Artikel 5. Tussentijdse rapportages
  • 1.
    Het college informeert de raad door middel van ten minste één tussentijdse rapportage over de realisatie van de lopende begroting van de gemeente.
  • 2.
    Het college biedt de raad de tussentijdse rapportage uiterlijk voor het begin van de landelijke zomervakantie zoals deze geldt voor de regio Zuid Nederland aan.
  • 3.
    De tussentijdse rapportage genoemd in het eerste lid van dit artikel bestaat uit een overzicht van de stand van zaken met betrekking tot de voortgang van de activiteiten, prestaties en budgetten en in overleg met de raad te bepalen overige onderwerpen.
  • 4.
    Het college draagt er zorg voor dat de overige informatievoorziening zoveel mogelijk digitaal plaatsvindt.
Artikel 6. EMU-saldo
Wanneer het Rijk de gemeente bericht dat alle gemeenten samen het collectieve aandeel van de gemeenten in het EMU-tekort, bedoeld in artikel 3 zesde lid van de Wet houdbare overheidsfinanciën, hebben overschreden, informeert het college de raad of een aanpassing van de begroting nodig is.

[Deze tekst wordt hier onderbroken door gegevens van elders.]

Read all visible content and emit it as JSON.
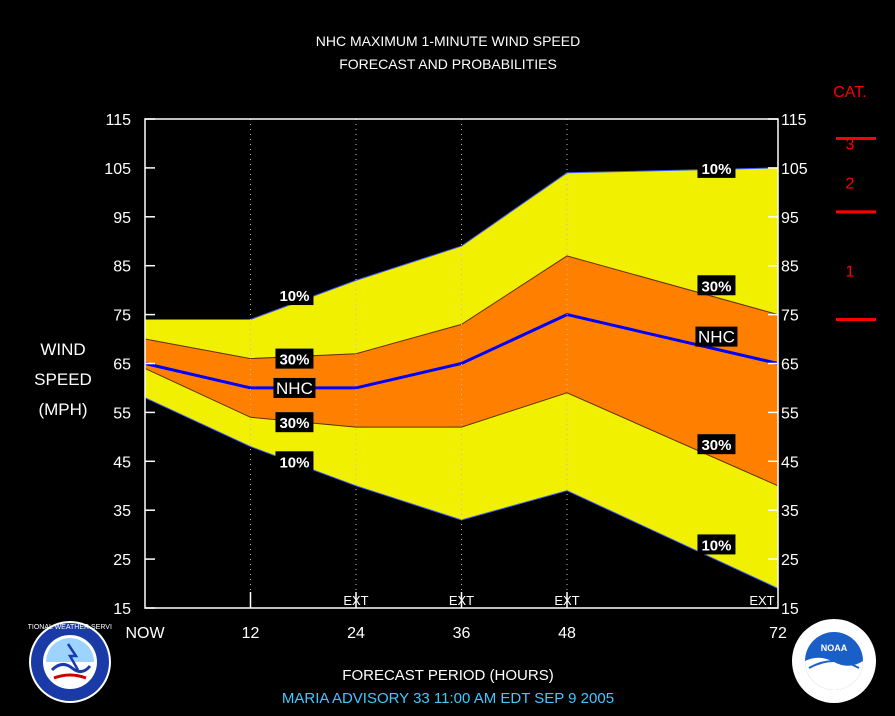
{
  "chart_data": {
    "type": "area",
    "title": [
      "NHC MAXIMUM 1-MINUTE WIND SPEED",
      "FORECAST AND PROBABILITIES"
    ],
    "ylabel": [
      "WIND",
      "SPEED",
      "(MPH)"
    ],
    "xlabel": "FORECAST PERIOD (HOURS)",
    "footer": "MARIA    ADVISORY  33 11:00  AM  EDT  SEP  9  2005",
    "ylim": [
      15,
      115
    ],
    "yticks": [
      15,
      25,
      35,
      45,
      55,
      65,
      75,
      85,
      95,
      105,
      115
    ],
    "xlim": [
      0,
      72
    ],
    "xticks": [
      {
        "x": 0,
        "label": "NOW"
      },
      {
        "x": 12,
        "label": "12"
      },
      {
        "x": 24,
        "label": "24"
      },
      {
        "x": 36,
        "label": "36"
      },
      {
        "x": 48,
        "label": "48"
      },
      {
        "x": 72,
        "label": "72"
      }
    ],
    "ext_labels": [
      {
        "x": 24,
        "label": "EXT"
      },
      {
        "x": 36,
        "label": "EXT"
      },
      {
        "x": 48,
        "label": "EXT"
      },
      {
        "x": 72,
        "label": "EXT"
      }
    ],
    "x": [
      0,
      12,
      24,
      36,
      48,
      72
    ],
    "series": [
      {
        "name": "10%",
        "role": "upper10",
        "values": [
          74,
          74,
          82,
          89,
          104,
          105
        ]
      },
      {
        "name": "30%",
        "role": "upper30",
        "values": [
          70,
          66,
          67,
          73,
          87,
          75
        ]
      },
      {
        "name": "NHC",
        "role": "nhc",
        "values": [
          65,
          60,
          60,
          65,
          75,
          65
        ]
      },
      {
        "name": "30%",
        "role": "lower30",
        "values": [
          64,
          54,
          52,
          52,
          59,
          40
        ]
      },
      {
        "name": "10%",
        "role": "lower10",
        "values": [
          58,
          48,
          40,
          33,
          39,
          19
        ]
      }
    ],
    "annotations": [
      {
        "text": "10%",
        "x": 17,
        "y": 79
      },
      {
        "text": "30%",
        "x": 17,
        "y": 66
      },
      {
        "text": "NHC",
        "x": 17,
        "y": 60
      },
      {
        "text": "30%",
        "x": 17,
        "y": 53
      },
      {
        "text": "10%",
        "x": 17,
        "y": 45
      },
      {
        "text": "10%",
        "x": 65,
        "y": 105
      },
      {
        "text": "30%",
        "x": 65,
        "y": 81
      },
      {
        "text": "NHC",
        "x": 65,
        "y": 70.5
      },
      {
        "text": "30%",
        "x": 65,
        "y": 48.5
      },
      {
        "text": "10%",
        "x": 65,
        "y": 28
      }
    ],
    "categories_scale": {
      "title": "CAT.",
      "labels": [
        {
          "text": "3",
          "y": 110
        },
        {
          "text": "2",
          "y": 102
        },
        {
          "text": "1",
          "y": 84
        }
      ],
      "thresholds": [
        111,
        96,
        74
      ]
    },
    "colors": {
      "band10": "#f0f000",
      "band30": "#ff8000",
      "nhc": "#0000ff",
      "category": "#ff0000",
      "footer": "#40c8ff"
    }
  },
  "logos": {
    "left": {
      "icon": "nws-logo",
      "text": "NATIONAL WEATHER SERVICE"
    },
    "right": {
      "icon": "noaa-logo",
      "text": "NOAA"
    }
  }
}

Als het college een aanpassing nodig acht, doet het college een voorstel voor het wijzigen van de begroting.
 
3. Financieel beleid
Artikel 7. Waardering en afschrijving vaste activa
Het college biedt de raad minimaal een keer in de vier jaar een nota activabeleid aan.
De raad stelt de nota vast.
Artikel 8. Reserves en voorzieningen
Het college biedt de raad minimaal een keer in de vier jaar een nota reserves en voorzieningen aan.
De raad stelt de nota vast.
Artikel 9. Risicomanagement en weerstandsvermogen
Het college biedt de raad minimaal een keer in de vier jaar een nota risicomanagement en weerstandsvermogen aan. De raad stelt de nota vast.
Artikel 10. Financieringsfunctie
Het college biedt de raad minimaal een keer in de vier jaar een treasurystatuut aan.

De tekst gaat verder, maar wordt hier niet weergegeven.